Pioneering a Future Without Crohn’s Disease


At a Glance
- Collaboration across Europe, North America & South Korea
- Validating biomarkers to detect Crohn’s in the pre-clinical phase
- Launching Europe’s first-ever prevention study in healthy first-degree relatives

Stopping Crohn’s Before It Begins
Despite advances in therapies, nearly 50 % of patients require surgery within ten years of diagnosis and only a minority, around 10%, experience prolonged remission. Recent science has shown that Crohn’s begins long before symptoms appear during a “silent” preclinical phase where inflammation can brew undetected.

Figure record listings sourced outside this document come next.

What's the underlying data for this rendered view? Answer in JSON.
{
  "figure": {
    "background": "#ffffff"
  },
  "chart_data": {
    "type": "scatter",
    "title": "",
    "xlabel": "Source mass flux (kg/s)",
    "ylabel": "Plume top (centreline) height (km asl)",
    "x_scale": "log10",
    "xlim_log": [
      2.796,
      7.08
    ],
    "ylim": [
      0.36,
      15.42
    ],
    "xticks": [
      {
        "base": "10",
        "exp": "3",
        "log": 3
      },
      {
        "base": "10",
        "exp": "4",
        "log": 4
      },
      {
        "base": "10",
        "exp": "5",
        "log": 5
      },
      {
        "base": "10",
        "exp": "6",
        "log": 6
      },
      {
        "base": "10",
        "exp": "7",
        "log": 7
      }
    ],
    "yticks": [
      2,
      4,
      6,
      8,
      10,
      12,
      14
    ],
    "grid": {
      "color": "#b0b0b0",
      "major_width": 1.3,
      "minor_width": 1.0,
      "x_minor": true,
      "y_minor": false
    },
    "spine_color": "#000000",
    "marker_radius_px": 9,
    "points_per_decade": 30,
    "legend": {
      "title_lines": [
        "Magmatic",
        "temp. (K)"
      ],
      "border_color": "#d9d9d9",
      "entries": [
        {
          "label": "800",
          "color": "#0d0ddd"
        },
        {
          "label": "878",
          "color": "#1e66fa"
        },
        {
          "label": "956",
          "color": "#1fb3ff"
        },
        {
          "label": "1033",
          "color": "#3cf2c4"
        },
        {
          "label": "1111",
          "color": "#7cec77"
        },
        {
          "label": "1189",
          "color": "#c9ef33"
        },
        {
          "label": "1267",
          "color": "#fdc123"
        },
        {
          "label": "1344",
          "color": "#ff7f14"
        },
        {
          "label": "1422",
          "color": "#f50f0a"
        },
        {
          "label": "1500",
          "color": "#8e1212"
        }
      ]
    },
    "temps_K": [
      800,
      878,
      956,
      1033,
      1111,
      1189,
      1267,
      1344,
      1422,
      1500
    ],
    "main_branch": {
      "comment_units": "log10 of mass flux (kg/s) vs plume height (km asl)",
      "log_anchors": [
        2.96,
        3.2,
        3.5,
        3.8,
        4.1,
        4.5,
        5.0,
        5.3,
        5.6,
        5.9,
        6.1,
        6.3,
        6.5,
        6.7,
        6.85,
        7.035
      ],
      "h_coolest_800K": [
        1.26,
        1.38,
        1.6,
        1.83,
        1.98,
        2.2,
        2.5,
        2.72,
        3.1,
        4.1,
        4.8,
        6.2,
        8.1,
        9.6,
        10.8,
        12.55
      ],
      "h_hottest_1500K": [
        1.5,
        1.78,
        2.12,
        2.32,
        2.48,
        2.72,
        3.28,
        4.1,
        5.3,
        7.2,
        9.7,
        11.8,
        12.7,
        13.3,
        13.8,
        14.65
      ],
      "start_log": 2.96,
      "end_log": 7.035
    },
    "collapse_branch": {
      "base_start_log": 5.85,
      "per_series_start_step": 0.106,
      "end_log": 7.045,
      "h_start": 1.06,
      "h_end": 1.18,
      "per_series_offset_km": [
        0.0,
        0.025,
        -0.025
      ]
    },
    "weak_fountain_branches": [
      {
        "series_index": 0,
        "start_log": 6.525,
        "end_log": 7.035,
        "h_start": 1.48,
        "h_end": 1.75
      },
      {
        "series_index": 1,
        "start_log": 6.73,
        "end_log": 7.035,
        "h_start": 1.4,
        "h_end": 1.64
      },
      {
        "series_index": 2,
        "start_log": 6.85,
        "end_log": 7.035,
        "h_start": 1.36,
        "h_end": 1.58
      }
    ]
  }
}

Biomarkers - measurable substances found in body fluids that can signal the presence of the earliest stages of the disease before it clinically manifests - offer a way to catch disease early, but to date, none have been validated for Crohn’s disease across large, diverse populations.
INTERCEPT aims to change this through two first-of-their kind studies in Europe with first-degree relatives of people living with Crohn’s disease. The aim is to validate robust biomarkers as well as to develop a blood risk score to identify individuals at risk before symptoms develop. This would lead to a paradigm shift not only in CD, but potentially other chronic inflammatory diseases changing the narrative from treatment to prevention.

From Biomarker Science to Prevention Study
In building upon the research and use of biomarkers in signalling the presence of the earliest stages of diseases before they manifest in inflammatory conditions such as Type 1 Diabetes and Rheumatoid Arthritis, the INTERCEPT project aims to verify and clinically validate a panel of biomarkers and build a blood risk score that can identify individuals with a high risk of developing CD within five years after initial evaluation.
The project will recruit 10,000 healthy first-degree relatives of individuals with CD from seven European countries to further validate the biomarkers and risk score. From this group, 80 with the highest risk of developing CD will take part in an innovative trial aimed at preventing full-blown disease development through an established and highly effective medical treatment. This early detection and prevention method has the potential to revolutionise the way we understand and treat CD. It would enable healthcare professionals to diagnose the disease early on, potentially keeping it from progressing to debilitating stages.